George Orwell remains an iconic figure today – even though he died in 1950. His dystopian novel Nineteen Eighty-Four depicts a Big Brother society in which the state intrudes into the most intimate details of people’s lives – and, not surprisingly, it became a constant reference point after Edward Snowden’s revelations. The word «Orwellian» is constantly in the media – used either as a pejorative adjective to evoke totalitarian terror or as a complimentary adjective to mean «displaying outspoken intellectual honesty». Interest in Orwell’s life and writings – globally – continues unabated.
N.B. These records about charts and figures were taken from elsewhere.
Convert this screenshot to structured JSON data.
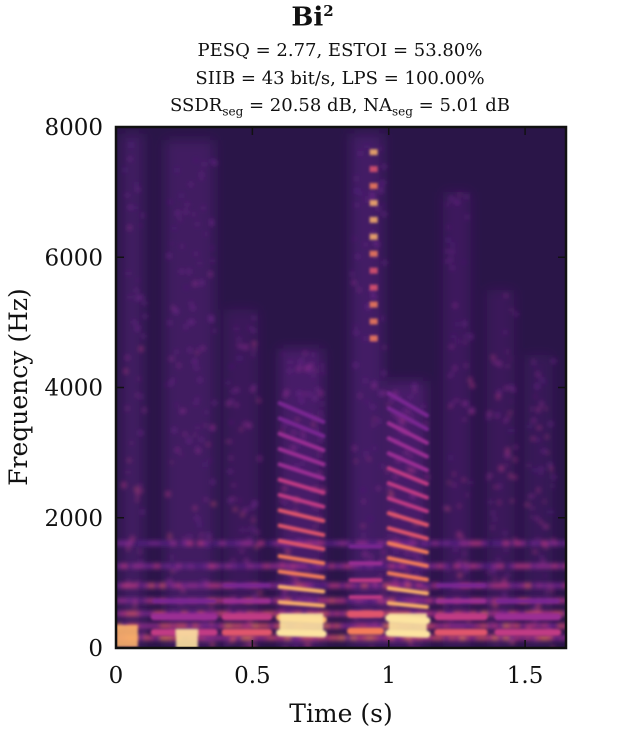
{
  "chart_data": {
    "type": "heatmap",
    "title": "Bi",
    "title_sup": "2",
    "metrics": {
      "line1": "PESQ = 2.77, ESTOI = 53.80%",
      "line2": "SIIB = 43 bit/s, LPS = 100.00%",
      "line3_a": "SSDR",
      "line3_a_sub": "seg",
      "line3_b": " = 20.58 dB, NA",
      "line3_b_sub": "seg",
      "line3_c": " = 5.01 dB"
    },
    "xlabel": "Time (s)",
    "ylabel": "Frequency (Hz)",
    "xlim": [
      0,
      1.65
    ],
    "ylim": [
      0,
      8000
    ],
    "xticks": [
      0,
      0.5,
      1,
      1.5
    ],
    "xtick_labels": [
      "0",
      "0.5",
      "1",
      "1.5"
    ],
    "yticks": [
      0,
      2000,
      4000,
      6000,
      8000
    ],
    "ytick_labels": [
      "0",
      "2000",
      "4000",
      "6000",
      "8000"
    ],
    "colormap": "magma",
    "colors": {
      "background": "#2a1548",
      "frame": "#111111"
    }
  }
}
Beginning with a preface by Richard Blair, Orwell’s son, George Orwell Now! brings together thirteen chapters by leading international scholars in four thematic sections:
• Peter Marks on Orwell and the history of surveillance studies; Florian Zollmann on Nineteen Eighty-Four in 2014; Henk Vynckier on Orwell’s collecting project; and Adam Stock on ‘Big Brother’s Literary Offspring’
• Paul Anderson «In Defence of Bernard Crick»; Luke Seaber on the «London Section of Down and Out in Paris and London»; John Newsinger on «Orwell’s Socialism»; and Philip Bounds on «Orwell and the Anti-Austerity Left in Britain»
• Marina Remy on the «Writing of Otherness in Burmese Days and Keep the Aspidistra Flying»; Sreya Mallika Datta and Utsa Mukherjee on «Reassessing Ambivalence in Orwell’s Burma»; and Shu-chu Wei on Orwell’s Animal Farm alongside Chen Jo-his’s Mayor Yin
• Tim Crook on «Orwell and the Radio Imagination»; and editor Richard Lance Keeble on «Orwell and the War Reporter’s Imagination»
Peter Stansky, in an afterword, argues that Orwell is now more relevant than ever before.